3. **Multi-Task Instability:** The `Single-LLM_multi-task` model (green) shows high volatility, particularly in Hallucination and R-L scores, where it exhibits sharp peaks and drops.
4. **Data Scaling Benefit:** Most models show clear performance gains when increasing training data from 12.1k to 31.3k. The benefit beyond 31.3k is model- and metric-dependent.
5. **Single-LLM Baseline:** The basic `Single-LLM` (blue) is often outperformed but shows strong, steady improvement in the R-L metric.
### Interpretation
This set of charts provides a comparative analysis of model architectures for a task likely involving planning and execution (given metrics like Plan ACC and Act. EM). The data suggests that the proposed `α-UMI` framework, particularly with reuse (`w/ reuse`), offers a superior balance of high accuracy, low hallucination, and strong generalization (as seen in F1 and R-L scores). Its consistent performance across metrics indicates it is a more reliable and scalable approach.

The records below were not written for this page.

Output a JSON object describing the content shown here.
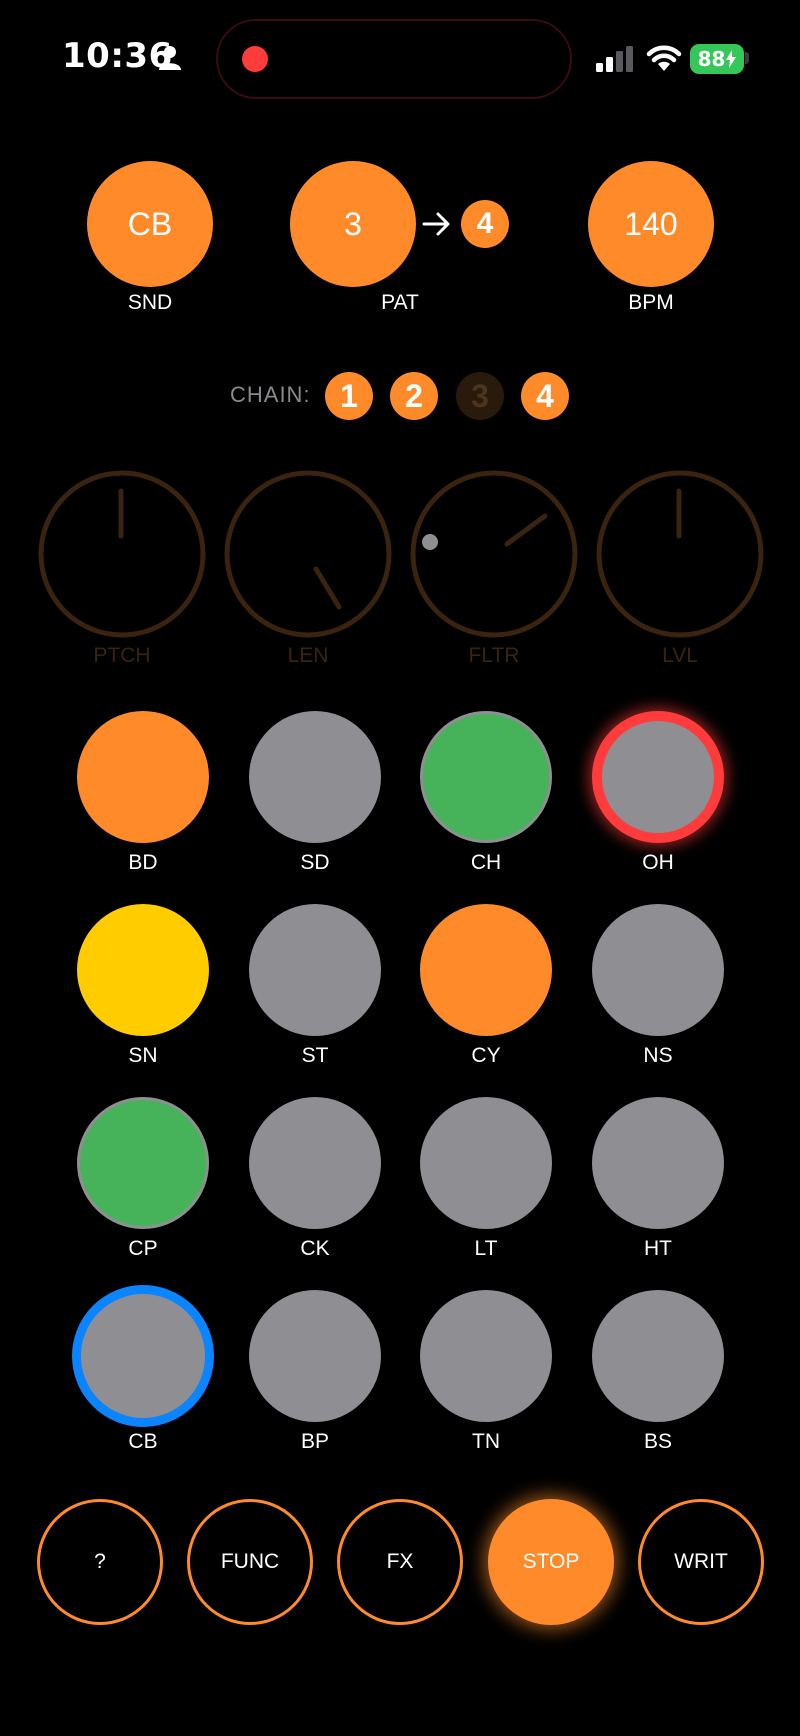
{
  "status_bar": {
    "time": "10:36",
    "battery": "88"
  },
  "top": {
    "sound": {
      "value": "CB",
      "label": "SND"
    },
    "pattern": {
      "value": "3",
      "next": "4",
      "label": "PAT"
    },
    "bpm": {
      "value": "140",
      "label": "BPM"
    }
  },
  "chain": {
    "label": "CHAIN:",
    "items": [
      {
        "label": "1",
        "active": true
      },
      {
        "label": "2",
        "active": true
      },
      {
        "label": "3",
        "active": false
      },
      {
        "label": "4",
        "active": true
      }
    ]
  },
  "knobs": [
    {
      "label": "PTCH"
    },
    {
      "label": "LEN"
    },
    {
      "label": "FLTR"
    },
    {
      "label": "LVL"
    }
  ],
  "pads": [
    {
      "label": "BD"
    },
    {
      "label": "SD"
    },
    {
      "label": "CH"
    },
    {
      "label": "OH"
    },
    {
      "label": "SN"
    },
    {
      "label": "ST"
    },
    {
      "label": "CY"
    },
    {
      "label": "NS"
    },
    {
      "label": "CP"
    },
    {
      "label": "CK"
    },
    {
      "label": "LT"
    },
    {
      "label": "HT"
    },
    {
      "label": "CB"
    },
    {
      "label": "BP"
    },
    {
      "label": "TN"
    },
    {
      "label": "BS"
    }
  ],
  "controls": [
    {
      "label": "?"
    },
    {
      "label": "FUNC"
    },
    {
      "label": "FX"
    },
    {
      "label": "STOP"
    },
    {
      "label": "WRIT"
    }
  ],
  "colors": {
    "accent": "#ff8a2a",
    "pad_gray": "#8e8e93",
    "green": "#46b35a",
    "yellow": "#ffcc00",
    "recording_red": "#ff3b3b",
    "selected_blue": "#0a84ff",
    "knob_brown": "#3a2410"
  }
}
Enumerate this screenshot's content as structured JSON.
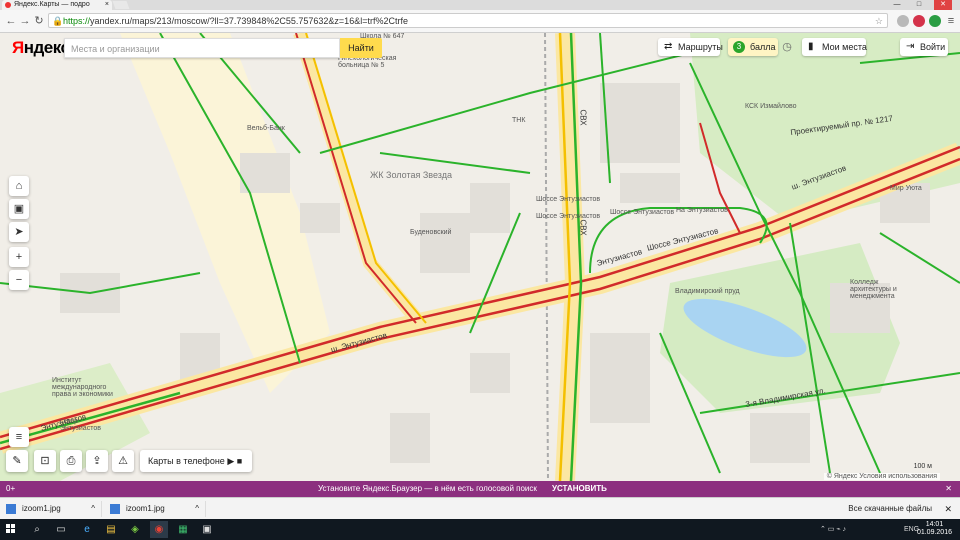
{
  "browser": {
    "tab_title": "Яндекс.Карты — подро",
    "url_secure": "https://",
    "url_rest": "yandex.ru/maps/213/moscow/?ll=37.739848%2C55.757632&z=16&l=trf%2Ctrfe",
    "minimize": "—",
    "maximize": "□",
    "close": "✕"
  },
  "header": {
    "logo_ya": "Я",
    "logo_rest": "ндекс",
    "search_placeholder": "Места и организации",
    "search_button": "Найти",
    "routes": "Маршруты",
    "traffic_score": "3",
    "traffic_label": "балла",
    "my_places": "Мои места",
    "login": "Войти"
  },
  "map_labels": {
    "zk": "ЖК Золотая Звезда",
    "hospital": "Гинекологическая больница № 5",
    "school": "Школа № 647",
    "vel_bank": "Вельб-Банк",
    "budenovsky": "Буденовский",
    "tnk": "ТНК",
    "shosse1": "Шоссе Энтузиастов",
    "shosse2": "Шоссе Энтузиастов",
    "shosse3": "Шоссе Энтузиастов",
    "shosse4": "Шоссе Энтузиастов",
    "na_entuz": "На Энтузиастов",
    "entuz_road": "Шоссе Энтузиастов",
    "entuz_road2": "ш. Энтузиастов",
    "entuz_road3": "Энтузиастов",
    "entuz_road4": "ш. Энтузиастов",
    "entuz_road5": "Энтузиастов",
    "ksk": "КСК Измайлово",
    "mir_uyuta": "Мир Уюта",
    "college": "Колледж архитектуры и менеджмента",
    "pond": "Владимирский пруд",
    "institute": "Институт международного права и экономики",
    "skver": "сквер Энтузиастов",
    "proezd": "Проектируемый пр. № 1217",
    "proezd2": "3-я Владимирская ул.",
    "sv": "СВХ",
    "sv2": "СВХ"
  },
  "controls": {
    "home": "⌂",
    "bag": "▣",
    "locate": "➤",
    "zoom_in": "+",
    "zoom_out": "−",
    "layers": "≡",
    "ruler": "✎",
    "car": "⊡",
    "print": "⎙",
    "share": "⇪",
    "alert": "⚠",
    "phone_text": "Карты в телефоне",
    "phone_icons": "  ▶ ■"
  },
  "footer": {
    "copyright": "© Яндекс  Условия использования",
    "scale": "100 м"
  },
  "promo": {
    "plus": "0+",
    "text": "Установите Яндекс.Браузер — в нём есть голосовой поиск",
    "install": "УСТАНОВИТЬ",
    "close": "✕"
  },
  "downloads": {
    "items": [
      {
        "name": "izoom1.jpg"
      },
      {
        "name": "izoom1.jpg"
      }
    ],
    "all": "Все скачанные файлы",
    "close": "✕"
  },
  "taskbar": {
    "lang": "ENG",
    "time": "14:01",
    "date": "01.09.2016"
  },
  "colors": {
    "traffic_red": "#d12a2a",
    "traffic_yellow": "#f4c000",
    "traffic_green": "#2bb32b",
    "road_yellow": "#fbe7a2",
    "promo": "#8c2f7f",
    "search_button": "#ffdb4d"
  }
}
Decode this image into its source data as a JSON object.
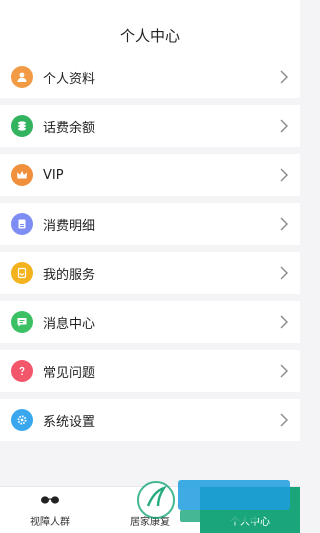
{
  "header": {
    "title": "个人中心"
  },
  "menu": [
    {
      "label": "个人资料",
      "icon": "user-icon",
      "color": "#f39a45"
    },
    {
      "label": "话费余额",
      "icon": "coins-icon",
      "color": "#33b35f"
    },
    {
      "label": "VIP",
      "icon": "crown-icon",
      "color": "#f0903d"
    },
    {
      "label": "消费明细",
      "icon": "receipt-icon",
      "color": "#7d8df3"
    },
    {
      "label": "我的服务",
      "icon": "service-icon",
      "color": "#f3b21e"
    },
    {
      "label": "消息中心",
      "icon": "message-icon",
      "color": "#3cc064"
    },
    {
      "label": "常见问题",
      "icon": "question-icon",
      "color": "#f2566a"
    },
    {
      "label": "系统设置",
      "icon": "settings-icon",
      "color": "#38a7ee"
    }
  ],
  "tabs": [
    {
      "label": "视障人群",
      "icon": "glasses-icon"
    },
    {
      "label": "居家康复",
      "icon": "home-rehab-icon"
    },
    {
      "label": "个人中心",
      "icon": "person-icon",
      "active": true
    }
  ],
  "colors": {
    "accent": "#1aa67a",
    "background": "#f4f4f6"
  }
}
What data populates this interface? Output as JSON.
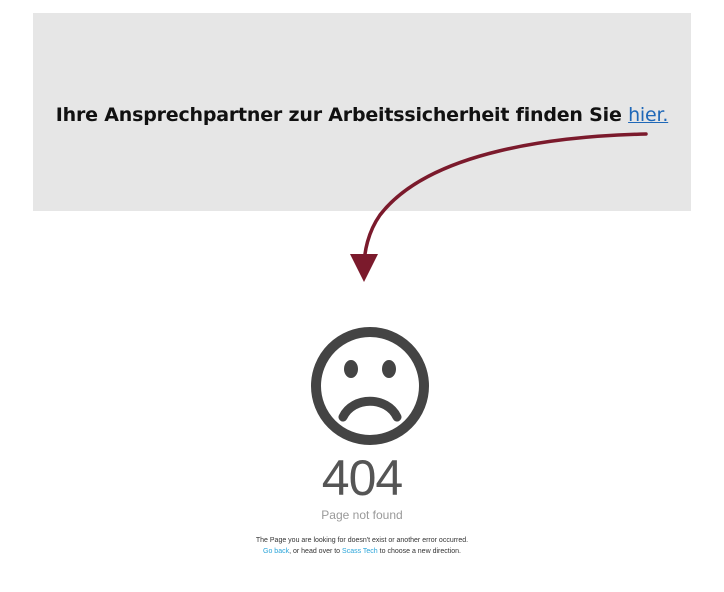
{
  "banner": {
    "text": "Ihre Ansprechpartner zur Arbeitssicherheit finden Sie",
    "link_label": "hier."
  },
  "error": {
    "icon": "sad-face-icon",
    "code": "404",
    "subtitle": "Page not found",
    "message_line1": "The Page you are looking for doesn't exist or another error occurred.",
    "go_back_label": "Go back",
    "middle_text": ", or head over to",
    "site_link_label": "Scass Tech",
    "end_text": "to choose a new direction."
  },
  "colors": {
    "banner_bg": "#e6e6e6",
    "arrow": "#7b1a2c",
    "link": "#1f68b8",
    "error_link": "#2aa4d9",
    "icon": "#444444"
  }
}
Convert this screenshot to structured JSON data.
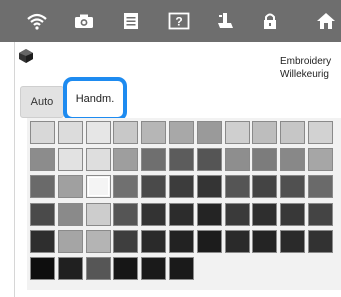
{
  "toolbar": {
    "icons": [
      "wifi-icon",
      "camera-icon",
      "document-icon",
      "help-icon",
      "presser-foot-icon",
      "lock-icon",
      "home-icon"
    ]
  },
  "header": {
    "title_line1": "Embroidery",
    "title_line2": "Willekeurig"
  },
  "tabs": {
    "auto_label": "Auto",
    "handm_label": "Handm."
  },
  "colors": {
    "accent": "#1e8bf0",
    "topbar": "#6e6e6e"
  },
  "palette": {
    "columns": 11,
    "rows": [
      [
        "#d8d8d8",
        "#dcdcdc",
        "#e6e6e6",
        "#c8c8c8",
        "#b6b6b6",
        "#a8a8a8",
        "#9a9a9a",
        "#cfcfcf",
        "#bdbdbd",
        "#c6c6c6",
        "#d2d2d2"
      ],
      [
        "#8c8c8c",
        "#e2e2e2",
        "#dedede",
        "#9e9e9e",
        "#6f6f6f",
        "#5c5c5c",
        "#555555",
        "#8e8e8e",
        "#7c7c7c",
        "#888888",
        "#a6a6a6"
      ],
      [
        "#6a6a6a",
        "#a0a0a0",
        "#f4f4f4",
        "#707070",
        "#4a4a4a",
        "#3c3c3c",
        "#343434",
        "#555555",
        "#444444",
        "#505050",
        "#6a6a6a"
      ],
      [
        "#4a4a4a",
        "#8a8a8a",
        "#cdcdcd",
        "#555555",
        "#333333",
        "#2c2c2c",
        "#242424",
        "#3a3a3a",
        "#2e2e2e",
        "#383838",
        "#444444"
      ],
      [
        "#2e2e2e",
        "#a5a5a5",
        "#b4b4b4",
        "#3e3e3e",
        "#2a2a2a",
        "#222222",
        "#1c1c1c",
        "#2a2a2a",
        "#242424",
        "#2a2a2a",
        "#323232"
      ],
      [
        "#0e0e0e",
        "#202020",
        "#565656",
        "#161616",
        "#1a1a1a",
        "#1a1a1a"
      ]
    ]
  }
}
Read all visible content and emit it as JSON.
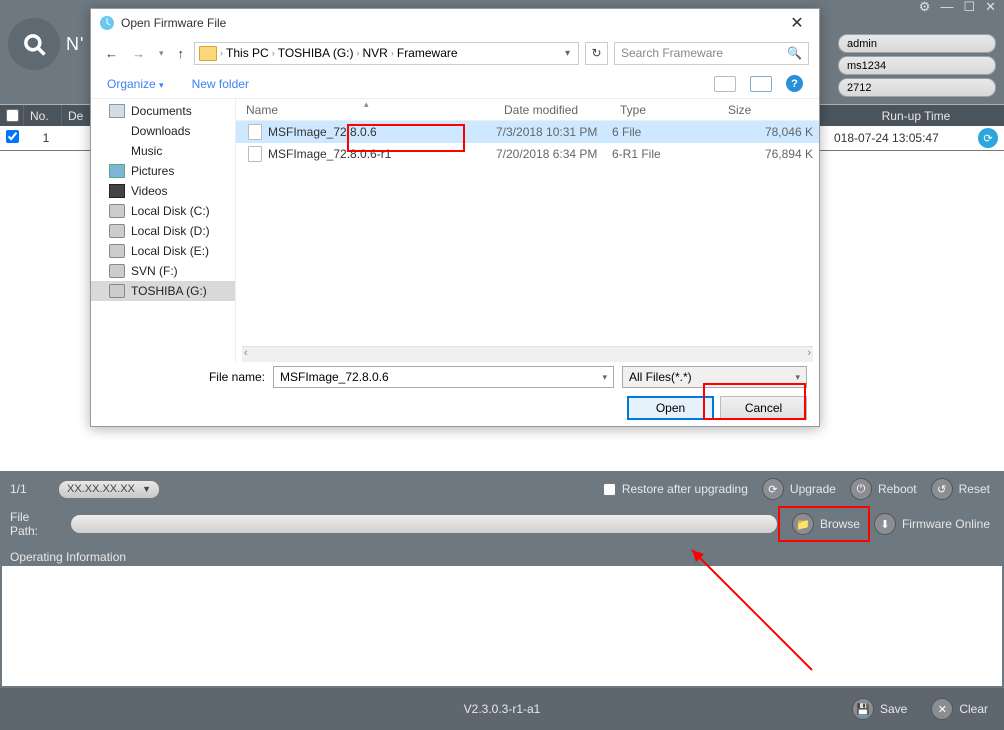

The volatility of the `Multi-LLM_one-stage` and `Single-LLM_multi-task` models suggests they may be less stable or more sensitive to the specific training data distribution. The fact that `α-UMI_w/ reuse` often outperforms its no-reuse counterpart (`w/o reuse`) implies that the reuse mechanism within the framework provides a tangible benefit, possibly through more efficient knowledge consolidation or reduced catastrophic forgetting.
Overall, the visualization argues for the effectiveness of the `α-UMI` architecture, highlighting its advantages in both performance and stability as the volume of training data increases.